If the presumption of entry in favour of plaintiff's father for four or seven years is to be presumed then presumption of correctness of discontinuance of entry for 40 years will also have to be drawn.
Life of law has not been logic, it has been experience (O.W. Holmes). This principle applies with greater force on presumptions and human conduct. I have heard and decided hundreds of matters pertaining to agricultural land and my experience is that Gaon Sabha property has been looted by unscrupulous persons on a very large scale by manipulation in the revenue records and forging of orders particularly of consolidation courts. The modus operendi is that a very old entry or copy of order is produced like a rabbit from the hat of a magician and its resumption or recording is sought.

Supreme Court in Civil Appeal No.1132 of 2011, Jagpal Singh and others Vs. State of Punjab, in Para-20 observed as follows:

"20. In Uttar Pradesh the U.P. Consolidation of Holdings Act, 1954 was widely misused to usurp Gram Sabha lands either with connivance of the Consolidation Authorities, or by forging orders purported to have been passed by Consolidation Officers in the long past so that they may not be compared with the original revenue record showing the land as Gram Sabha land, as these revenue records had been weeded out. Similar may have been the practice in other States. The time has now come to review all these orders by which the common village land has been grabbed by such fraudulent practices."


In Dina Nath Vs. State of U.P. 2009 (108) R.D. 321, I held that not making any efforts for getting the name of the petitioner entered in the revenue records on the basis of alleged patta by Gaon Sabha for 29 years proved that no patta was executed. I issued directions to all the Collectors to reopen all such cases where names of private persons were entered in the revenue records over Gaon Sabha land. Matter was carried to the Supreme Court in the form of S.L.P. (Civil) C.C.4398 of 2010 Dina Nath Vs. State. The Supreme Court decided the matter on 29.03.2010 and quoted almost my entire judgment in inverted commas and approved the same.

Accordingly, it is held that whenever a person comes along with the case that Gaon Sabha land was allotted to him or some order was passed by any Court in his favour declaring his right over Gaon Sabha land or some revenue entry was in his favour long before but during last several years his name is not recorded in the revenue records then an irrebuttable presumption amounting to almost conclusive proof must be drawn to the effect that allotment order or entry is forged.
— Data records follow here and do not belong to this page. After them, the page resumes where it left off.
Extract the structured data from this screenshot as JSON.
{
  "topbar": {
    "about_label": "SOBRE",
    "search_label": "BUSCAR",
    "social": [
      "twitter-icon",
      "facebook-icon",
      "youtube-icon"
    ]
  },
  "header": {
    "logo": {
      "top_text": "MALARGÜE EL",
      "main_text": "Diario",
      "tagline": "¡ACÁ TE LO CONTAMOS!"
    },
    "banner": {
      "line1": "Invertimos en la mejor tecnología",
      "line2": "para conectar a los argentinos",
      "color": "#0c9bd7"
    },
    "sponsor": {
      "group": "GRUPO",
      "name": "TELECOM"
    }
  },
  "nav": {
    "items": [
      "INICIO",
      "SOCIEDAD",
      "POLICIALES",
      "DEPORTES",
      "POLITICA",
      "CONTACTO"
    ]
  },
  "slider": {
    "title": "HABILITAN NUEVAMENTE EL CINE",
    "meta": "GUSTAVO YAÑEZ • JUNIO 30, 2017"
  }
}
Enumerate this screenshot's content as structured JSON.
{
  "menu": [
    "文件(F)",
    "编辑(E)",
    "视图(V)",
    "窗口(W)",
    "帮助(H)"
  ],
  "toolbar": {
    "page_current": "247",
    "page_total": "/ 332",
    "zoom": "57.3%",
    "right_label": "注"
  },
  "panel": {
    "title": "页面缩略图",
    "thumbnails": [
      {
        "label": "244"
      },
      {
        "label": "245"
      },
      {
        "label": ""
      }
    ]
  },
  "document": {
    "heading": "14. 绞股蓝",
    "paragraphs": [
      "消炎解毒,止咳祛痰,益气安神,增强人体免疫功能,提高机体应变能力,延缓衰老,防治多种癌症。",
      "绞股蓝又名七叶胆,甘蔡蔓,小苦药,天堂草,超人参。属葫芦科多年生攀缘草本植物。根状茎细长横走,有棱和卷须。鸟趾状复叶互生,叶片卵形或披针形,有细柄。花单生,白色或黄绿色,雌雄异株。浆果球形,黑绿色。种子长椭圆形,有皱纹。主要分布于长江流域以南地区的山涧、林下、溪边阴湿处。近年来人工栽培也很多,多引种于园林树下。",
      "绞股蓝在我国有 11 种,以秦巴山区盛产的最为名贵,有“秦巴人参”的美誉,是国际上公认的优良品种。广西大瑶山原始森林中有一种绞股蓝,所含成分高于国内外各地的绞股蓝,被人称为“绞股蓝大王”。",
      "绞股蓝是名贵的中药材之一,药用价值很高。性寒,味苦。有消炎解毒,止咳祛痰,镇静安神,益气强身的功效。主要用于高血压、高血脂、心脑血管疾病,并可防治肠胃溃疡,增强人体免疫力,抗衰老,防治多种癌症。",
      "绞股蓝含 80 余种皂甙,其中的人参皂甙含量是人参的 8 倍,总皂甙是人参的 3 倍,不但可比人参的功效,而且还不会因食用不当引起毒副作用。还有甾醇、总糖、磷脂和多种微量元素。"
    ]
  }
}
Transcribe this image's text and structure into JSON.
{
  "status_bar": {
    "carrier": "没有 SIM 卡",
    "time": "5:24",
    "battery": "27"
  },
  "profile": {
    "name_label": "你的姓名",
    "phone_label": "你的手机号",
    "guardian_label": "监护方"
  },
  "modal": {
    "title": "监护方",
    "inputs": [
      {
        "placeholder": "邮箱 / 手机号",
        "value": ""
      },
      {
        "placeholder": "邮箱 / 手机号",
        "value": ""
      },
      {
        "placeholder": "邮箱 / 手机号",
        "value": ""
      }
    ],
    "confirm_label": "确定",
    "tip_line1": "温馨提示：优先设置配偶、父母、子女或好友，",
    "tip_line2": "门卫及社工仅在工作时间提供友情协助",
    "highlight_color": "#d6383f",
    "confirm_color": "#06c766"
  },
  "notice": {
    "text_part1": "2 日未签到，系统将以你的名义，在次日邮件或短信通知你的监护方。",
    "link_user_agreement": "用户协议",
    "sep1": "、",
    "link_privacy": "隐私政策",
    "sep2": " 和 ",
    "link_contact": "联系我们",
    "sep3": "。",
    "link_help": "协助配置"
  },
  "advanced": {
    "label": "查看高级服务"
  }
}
Accordingly, substantial questions of law numbers 3,4,5 and 6 are decided in favour of the appellants and against the respondents. Both the Second Appeals are allowed with exemplary cost of Rs.5 lacs in Second Appeal No.1444 of 2000 and Rs.1 lac in Second Appeal No.1445 of 2000. Decrees passed by the Court below are set aside and both the suits are dismissed. It is further directed that a First Information Report shall immediately be lodged against the plaintiffs for malicious prosecution and manipulation in the official records.
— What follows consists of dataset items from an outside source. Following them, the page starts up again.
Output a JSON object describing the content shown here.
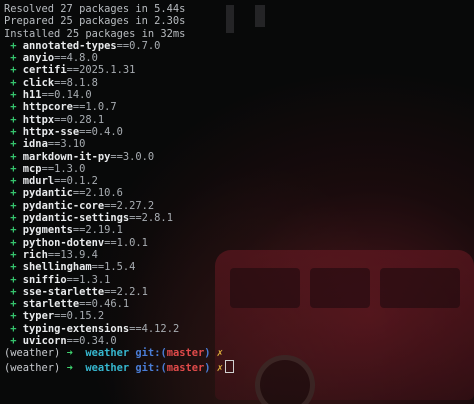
{
  "summary": [
    "Resolved 27 packages in 5.44s",
    "Prepared 25 packages in 2.30s",
    "Installed 25 packages in 32ms"
  ],
  "install_marker": "+",
  "packages": [
    {
      "name": "annotated-types",
      "version": "==0.7.0"
    },
    {
      "name": "anyio",
      "version": "==4.8.0"
    },
    {
      "name": "certifi",
      "version": "==2025.1.31"
    },
    {
      "name": "click",
      "version": "==8.1.8"
    },
    {
      "name": "h11",
      "version": "==0.14.0"
    },
    {
      "name": "httpcore",
      "version": "==1.0.7"
    },
    {
      "name": "httpx",
      "version": "==0.28.1"
    },
    {
      "name": "httpx-sse",
      "version": "==0.4.0"
    },
    {
      "name": "idna",
      "version": "==3.10"
    },
    {
      "name": "markdown-it-py",
      "version": "==3.0.0"
    },
    {
      "name": "mcp",
      "version": "==1.3.0"
    },
    {
      "name": "mdurl",
      "version": "==0.1.2"
    },
    {
      "name": "pydantic",
      "version": "==2.10.6"
    },
    {
      "name": "pydantic-core",
      "version": "==2.27.2"
    },
    {
      "name": "pydantic-settings",
      "version": "==2.8.1"
    },
    {
      "name": "pygments",
      "version": "==2.19.1"
    },
    {
      "name": "python-dotenv",
      "version": "==1.0.1"
    },
    {
      "name": "rich",
      "version": "==13.9.4"
    },
    {
      "name": "shellingham",
      "version": "==1.5.4"
    },
    {
      "name": "sniffio",
      "version": "==1.3.1"
    },
    {
      "name": "sse-starlette",
      "version": "==2.2.1"
    },
    {
      "name": "starlette",
      "version": "==0.46.1"
    },
    {
      "name": "typer",
      "version": "==0.15.2"
    },
    {
      "name": "typing-extensions",
      "version": "==4.12.2"
    },
    {
      "name": "uvicorn",
      "version": "==0.34.0"
    }
  ],
  "prompts": [
    {
      "env": "(weather)",
      "arrow": "➜",
      "cwd": "weather",
      "git_label": "git:(",
      "branch": "master",
      "git_close": ")",
      "dirty": "✗"
    },
    {
      "env": "(weather)",
      "arrow": "➜",
      "cwd": "weather",
      "git_label": "git:(",
      "branch": "master",
      "git_close": ")",
      "dirty": "✗"
    }
  ],
  "colors": {
    "background": "#080909",
    "plus": "#35c46d",
    "arrow": "#3fd46f",
    "cwd": "#36b7cf",
    "git": "#4a7dd6",
    "branch": "#e04a4a",
    "dirty": "#e0b43c"
  }
}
Severe stricture is passed against the Judge of the trial court as well as of lower appellate court for passing extremely illegal and unjust judgments and decrees. A copy of this judgment shall be placed in their service records and be also sent to Hon'ble the chief Justice to consider as to whether disciplinary proceedings are warranted against them.

Epilogue:-

During arguments in these appeals learned counsel for the appellant stated that Sri Moti Goel son of Lajja Ram plaintiff in one of the suits who also appeared as witness in the said suit had usurped various Gaon Sabha properties of District Ghaziabad and Gautam Buddh Nagar. Accordingly, it appears to be a fit case where a public interest litigation (P.I.L.) should be registered and Collectors of both these Districts should be directed to submit the reports regarding those cases where similar things happened and Gaon Sabha properties were usurped by unscrupulous persons and those cases where properties had been acquired/ resumed, these persons managed to get the compensation.

Accordingly, office is directed to place copy of this judgment before the Bench hearing Public Interest Litigation matters.